BrainWave from Universal Dynamics Technologies (Vancouver, Canada) combines adaptive control technology with model predictive control. It employs a dynamic modeling technique to automatically build mathematical models of the process and to adapt them on-line while continuing to control the process. Using the most recent models, BrainWave can predict the effect of control changes and feedforward disturbances so as to reach the setpoint smoothly and rapidly without oscillation. By constantly updating its process models, BrainWave attempts to account for unexpected or time-varying process behavior.

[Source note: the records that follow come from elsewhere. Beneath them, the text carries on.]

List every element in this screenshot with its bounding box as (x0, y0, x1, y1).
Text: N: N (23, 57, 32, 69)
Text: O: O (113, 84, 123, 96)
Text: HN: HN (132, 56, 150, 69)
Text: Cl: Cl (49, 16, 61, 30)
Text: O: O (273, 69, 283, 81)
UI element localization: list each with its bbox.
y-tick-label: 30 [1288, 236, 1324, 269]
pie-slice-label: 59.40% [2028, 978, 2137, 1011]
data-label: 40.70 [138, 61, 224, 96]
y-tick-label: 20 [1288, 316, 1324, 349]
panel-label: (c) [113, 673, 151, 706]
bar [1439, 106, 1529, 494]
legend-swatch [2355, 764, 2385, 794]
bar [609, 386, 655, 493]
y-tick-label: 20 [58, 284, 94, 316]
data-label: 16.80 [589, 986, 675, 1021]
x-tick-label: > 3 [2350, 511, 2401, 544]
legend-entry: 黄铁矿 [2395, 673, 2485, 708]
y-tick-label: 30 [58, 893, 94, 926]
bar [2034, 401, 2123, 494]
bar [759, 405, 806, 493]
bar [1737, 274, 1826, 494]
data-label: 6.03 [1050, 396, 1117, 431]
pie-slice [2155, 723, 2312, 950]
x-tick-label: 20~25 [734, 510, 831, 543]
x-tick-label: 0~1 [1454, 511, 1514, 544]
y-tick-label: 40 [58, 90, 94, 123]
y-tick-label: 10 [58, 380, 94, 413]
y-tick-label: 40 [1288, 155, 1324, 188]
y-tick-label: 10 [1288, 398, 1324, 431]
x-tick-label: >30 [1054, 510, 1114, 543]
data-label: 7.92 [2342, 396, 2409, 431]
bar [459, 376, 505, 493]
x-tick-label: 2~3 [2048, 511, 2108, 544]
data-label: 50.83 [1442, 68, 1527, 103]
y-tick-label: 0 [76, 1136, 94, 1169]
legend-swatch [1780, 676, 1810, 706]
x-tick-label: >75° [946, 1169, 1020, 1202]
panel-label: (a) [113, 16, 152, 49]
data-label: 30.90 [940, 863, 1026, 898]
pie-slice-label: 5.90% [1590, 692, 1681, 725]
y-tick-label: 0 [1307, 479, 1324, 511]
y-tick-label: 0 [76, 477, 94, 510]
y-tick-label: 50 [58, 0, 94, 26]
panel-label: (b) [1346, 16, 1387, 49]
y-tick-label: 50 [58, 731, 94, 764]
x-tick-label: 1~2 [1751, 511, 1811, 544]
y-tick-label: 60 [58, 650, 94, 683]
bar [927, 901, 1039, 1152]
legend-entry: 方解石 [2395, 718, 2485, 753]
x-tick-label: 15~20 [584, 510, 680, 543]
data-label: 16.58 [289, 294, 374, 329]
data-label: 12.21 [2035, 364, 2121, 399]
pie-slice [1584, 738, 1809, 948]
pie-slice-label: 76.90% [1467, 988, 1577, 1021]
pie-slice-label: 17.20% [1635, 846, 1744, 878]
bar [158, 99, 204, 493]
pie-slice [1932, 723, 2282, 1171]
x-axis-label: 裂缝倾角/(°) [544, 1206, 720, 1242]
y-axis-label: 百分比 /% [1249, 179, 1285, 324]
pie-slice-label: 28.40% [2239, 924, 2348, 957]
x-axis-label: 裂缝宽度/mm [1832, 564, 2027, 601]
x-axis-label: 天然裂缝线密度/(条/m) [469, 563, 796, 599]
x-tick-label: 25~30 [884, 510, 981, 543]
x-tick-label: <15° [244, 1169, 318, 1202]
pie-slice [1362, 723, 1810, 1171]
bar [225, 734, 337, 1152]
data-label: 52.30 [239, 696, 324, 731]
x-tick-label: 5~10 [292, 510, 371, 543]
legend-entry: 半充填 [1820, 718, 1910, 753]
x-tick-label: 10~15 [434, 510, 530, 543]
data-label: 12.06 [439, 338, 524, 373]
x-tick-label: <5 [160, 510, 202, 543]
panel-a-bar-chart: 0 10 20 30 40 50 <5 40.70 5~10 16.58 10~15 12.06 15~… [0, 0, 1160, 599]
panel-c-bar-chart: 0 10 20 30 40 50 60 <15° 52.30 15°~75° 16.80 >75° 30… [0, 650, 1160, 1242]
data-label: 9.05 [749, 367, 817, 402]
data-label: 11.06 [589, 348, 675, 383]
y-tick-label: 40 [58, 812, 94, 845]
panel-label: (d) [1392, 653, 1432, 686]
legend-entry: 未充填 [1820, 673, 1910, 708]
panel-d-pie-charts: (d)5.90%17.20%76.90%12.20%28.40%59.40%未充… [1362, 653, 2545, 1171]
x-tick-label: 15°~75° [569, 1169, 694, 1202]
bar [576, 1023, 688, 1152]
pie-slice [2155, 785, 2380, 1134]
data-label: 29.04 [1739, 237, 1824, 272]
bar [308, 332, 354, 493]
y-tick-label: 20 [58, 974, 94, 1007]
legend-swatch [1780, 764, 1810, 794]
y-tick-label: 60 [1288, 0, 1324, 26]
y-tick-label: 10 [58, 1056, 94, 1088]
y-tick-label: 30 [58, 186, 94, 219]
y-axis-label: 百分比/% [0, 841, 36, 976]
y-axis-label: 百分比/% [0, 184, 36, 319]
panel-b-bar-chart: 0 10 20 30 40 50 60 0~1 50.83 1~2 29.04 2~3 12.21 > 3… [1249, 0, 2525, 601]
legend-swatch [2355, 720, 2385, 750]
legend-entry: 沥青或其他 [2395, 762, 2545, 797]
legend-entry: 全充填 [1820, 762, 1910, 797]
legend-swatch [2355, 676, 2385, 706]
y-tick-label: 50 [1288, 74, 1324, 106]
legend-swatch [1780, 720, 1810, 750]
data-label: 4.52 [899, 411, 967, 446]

“BrainWave has demonstrated 30 to 50 percent reduction in deviation from set point compared to the PID controls that were replaced in plant applications. It realizes substantially improved control in applications with a deadtime/time-constant ratio greater than one, which cannot effectively be handled with PID control,” says Bill Gough, product manager. Mr. Gough also notes that BrainWave, like Foxboro’s Exact MV, is most effective in applications with long or varying deadtimes and time constants. For details about a deadtime dominant application controlled by BrainWave, see “Predictive Adaptive Control Aids Pulp Digestion” ( CE , November 1997, p. 97).

A bit of everything

Connoisseur, from Predictive Control Limited (Foxboro’s sister company in Northwich, U.K.), goes even further to combine the best of several advanced control techniques. Like BrainWave, it employs a model-predictive controller that can be adapted on-line to current process conditions. Connoisseur also uses neural networks to compensate for nonlinear processes and fuzzy logic to adapt the control problem when traditional science doesn’t yield the desired results.

Connoisseur has its own distinguishing features too. Its multimodeling capability is designed to apply to both continuous and batch processes. It also uses a nontraditional control structure for model-predictive control. According to Foxboro’s Mr. Kinney, “This technique provides dramatic improvement in real-world situations where the controller is subjected to unmeasured load disturbances.”

Just how well these advanced control strategies will be accepted in a PID-centric industry and what elaborate control software will be available in the future is anybody’s guess. One thing is certain—with inexpensive computing power available at all levels of the controls hierarchy, PID loops won’t be alone for long.